Target date funds that track indexes are increasingly becoming the norm. Assets in such funds grew to 32% of all target date fund assets last year, from less than 4% in 2003, according to the Cerulli report.

“Passively managed funds often offer lower expense ratios than actively managed funds,” Mr. Lee said. “Many plan sponsors are choosing passive funds to minimize plan costs for participants.”

STAND-ALONE FUNDS SUFFER

The biggest purveyors of target date funds include Fidelity Investments, T. Rowe Price, The Vanguard Group Inc. and BlackRock Inc.

(See how BlackRock is getting into the retirement business.)

The growth of these funds is coming at the expense of other investment options.
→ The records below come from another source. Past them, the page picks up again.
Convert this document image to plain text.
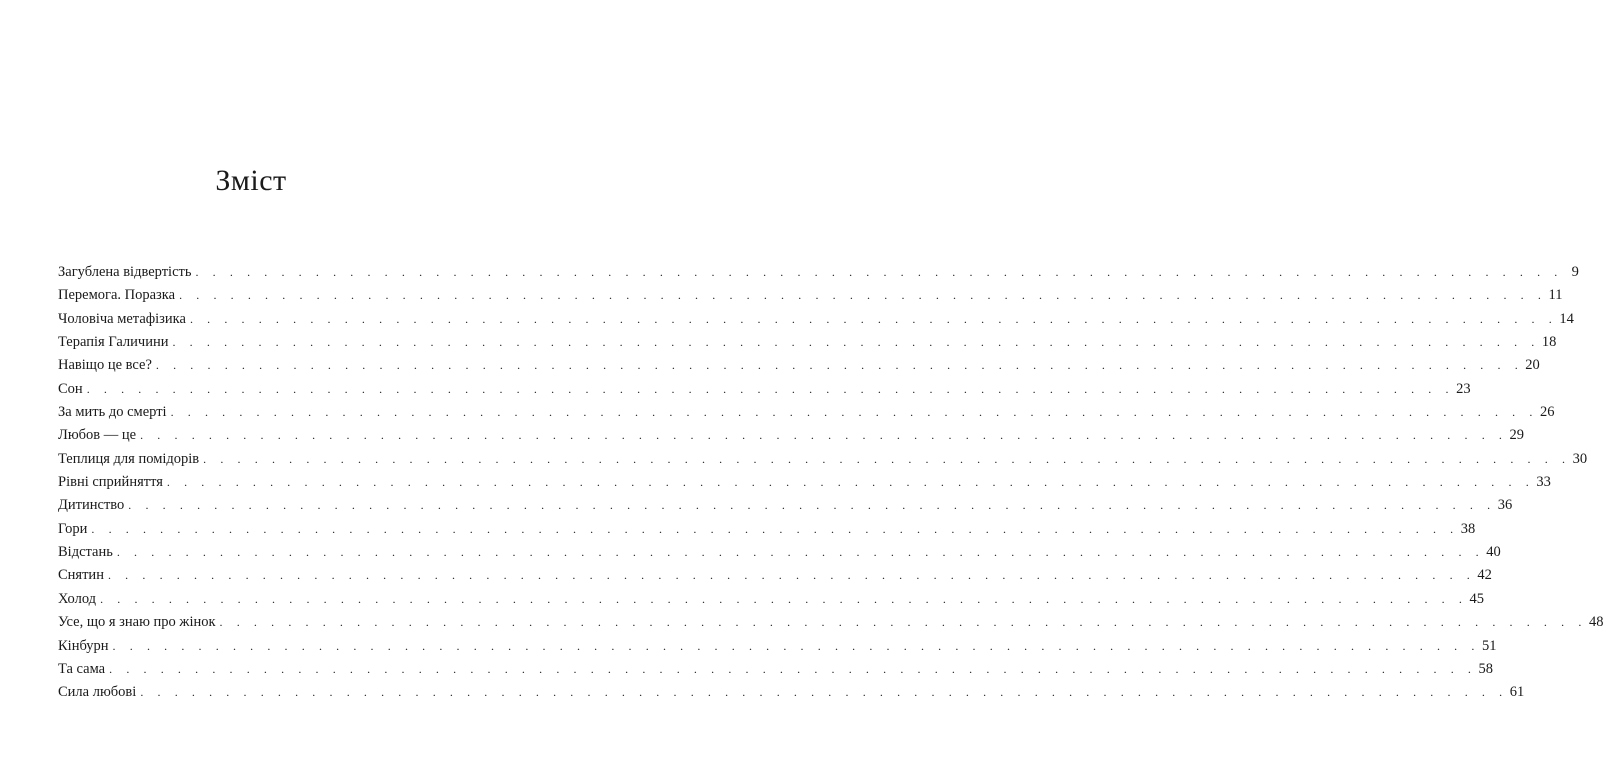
Зміст
Загублена відвертість . . . . . . . . . . . . . . . . . . . . . . . . . . . . . . . . . . . . . . . . . . . . . . . . . . . . . . . . . . . . . . . . . . . . . . . . . . . . . . . . 9
Перемога. Поразка . . . . . . . . . . . . . . . . . . . . . . . . . . . . . . . . . . . . . . . . . . . . . . . . . . . . . . . . . . . . . . . . . . . . . . . . . . . . . . . . 11
Чоловіча метафізика . . . . . . . . . . . . . . . . . . . . . . . . . . . . . . . . . . . . . . . . . . . . . . . . . . . . . . . . . . . . . . . . . . . . . . . . . . . . . . . . 14
Терапія Галичини . . . . . . . . . . . . . . . . . . . . . . . . . . . . . . . . . . . . . . . . . . . . . . . . . . . . . . . . . . . . . . . . . . . . . . . . . . . . . . . . 18
Навіщо це все? . . . . . . . . . . . . . . . . . . . . . . . . . . . . . . . . . . . . . . . . . . . . . . . . . . . . . . . . . . . . . . . . . . . . . . . . . . . . . . . . 20
Сон . . . . . . . . . . . . . . . . . . . . . . . . . . . . . . . . . . . . . . . . . . . . . . . . . . . . . . . . . . . . . . . . . . . . . . . . . . . . . . . . 23
За мить до смерті . . . . . . . . . . . . . . . . . . . . . . . . . . . . . . . . . . . . . . . . . . . . . . . . . . . . . . . . . . . . . . . . . . . . . . . . . . . . . . . . 26
Любов — це . . . . . . . . . . . . . . . . . . . . . . . . . . . . . . . . . . . . . . . . . . . . . . . . . . . . . . . . . . . . . . . . . . . . . . . . . . . . . . . . 29
Теплиця для помідорів . . . . . . . . . . . . . . . . . . . . . . . . . . . . . . . . . . . . . . . . . . . . . . . . . . . . . . . . . . . . . . . . . . . . . . . . . . . . . . . . 30
Рівні сприйняття . . . . . . . . . . . . . . . . . . . . . . . . . . . . . . . . . . . . . . . . . . . . . . . . . . . . . . . . . . . . . . . . . . . . . . . . . . . . . . . . 33
Дитинство . . . . . . . . . . . . . . . . . . . . . . . . . . . . . . . . . . . . . . . . . . . . . . . . . . . . . . . . . . . . . . . . . . . . . . . . . . . . . . . . 36
Гори . . . . . . . . . . . . . . . . . . . . . . . . . . . . . . . . . . . . . . . . . . . . . . . . . . . . . . . . . . . . . . . . . . . . . . . . . . . . . . . . 38
Відстань . . . . . . . . . . . . . . . . . . . . . . . . . . . . . . . . . . . . . . . . . . . . . . . . . . . . . . . . . . . . . . . . . . . . . . . . . . . . . . . . 40
Снятин . . . . . . . . . . . . . . . . . . . . . . . . . . . . . . . . . . . . . . . . . . . . . . . . . . . . . . . . . . . . . . . . . . . . . . . . . . . . . . . . 42
Холод . . . . . . . . . . . . . . . . . . . . . . . . . . . . . . . . . . . . . . . . . . . . . . . . . . . . . . . . . . . . . . . . . . . . . . . . . . . . . . . . 45
Усе, що я знаю про жінок . . . . . . . . . . . . . . . . . . . . . . . . . . . . . . . . . . . . . . . . . . . . . . . . . . . . . . . . . . . . . . . . . . . . . . . . . . . . . . . . 48
Кінбурн . . . . . . . . . . . . . . . . . . . . . . . . . . . . . . . . . . . . . . . . . . . . . . . . . . . . . . . . . . . . . . . . . . . . . . . . . . . . . . . . 51
Та сама . . . . . . . . . . . . . . . . . . . . . . . . . . . . . . . . . . . . . . . . . . . . . . . . . . . . . . . . . . . . . . . . . . . . . . . . . . . . . . . . 58
Сила любові . . . . . . . . . . . . . . . . . . . . . . . . . . . . . . . . . . . . . . . . . . . . . . . . . . . . . . . . . . . . . . . . . . . . . . . . . . . . . . . . 61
For example, stand-alone funds, which offer investment options tailored to employer's preferences, are expected to see declining market share in the future.

Stand-alone funds are most popular among an older demographic. As these investors make withdrawals for retirement, total assets in stand-alone funds will shrink.

“Stand-alone funds will remain popular among investors who want more control over their portfolios,” Mr. Lee said. “We still see about 20-25% of assets from new 401(k) business going into stand-alone funds.”

Target date funds, meanwhile, are the preferred choice among younger workers. The average allocation to target date funds of those in their 20s is 34.2%, compared with 12.5% for those in their 60s, the report said.

Asset managers would do well to heed these trends. Gaining a share of the defined-contribution market means commanding a reliable source of assets that actually grows faster during economic downturns. This is because people are less likely to withdraw from 401(k) plans when assets are undervalued. Meanwhile, contributions, which are based on income, tend to remain flat, the study said.

"Asset managers with a DC business based solely on stand-alone options are less likely to experience this benefit as much in the future, as contributions continue to shift from stand-alone investments to target date funds," the report said.

(An earlier version of this story misstated the amount of assets in target date funds in 2005 and as of 2013. It should be $100 billion, not $100 million, in 2005 and more than $500 billion, not more than $500 million, as of 2013.)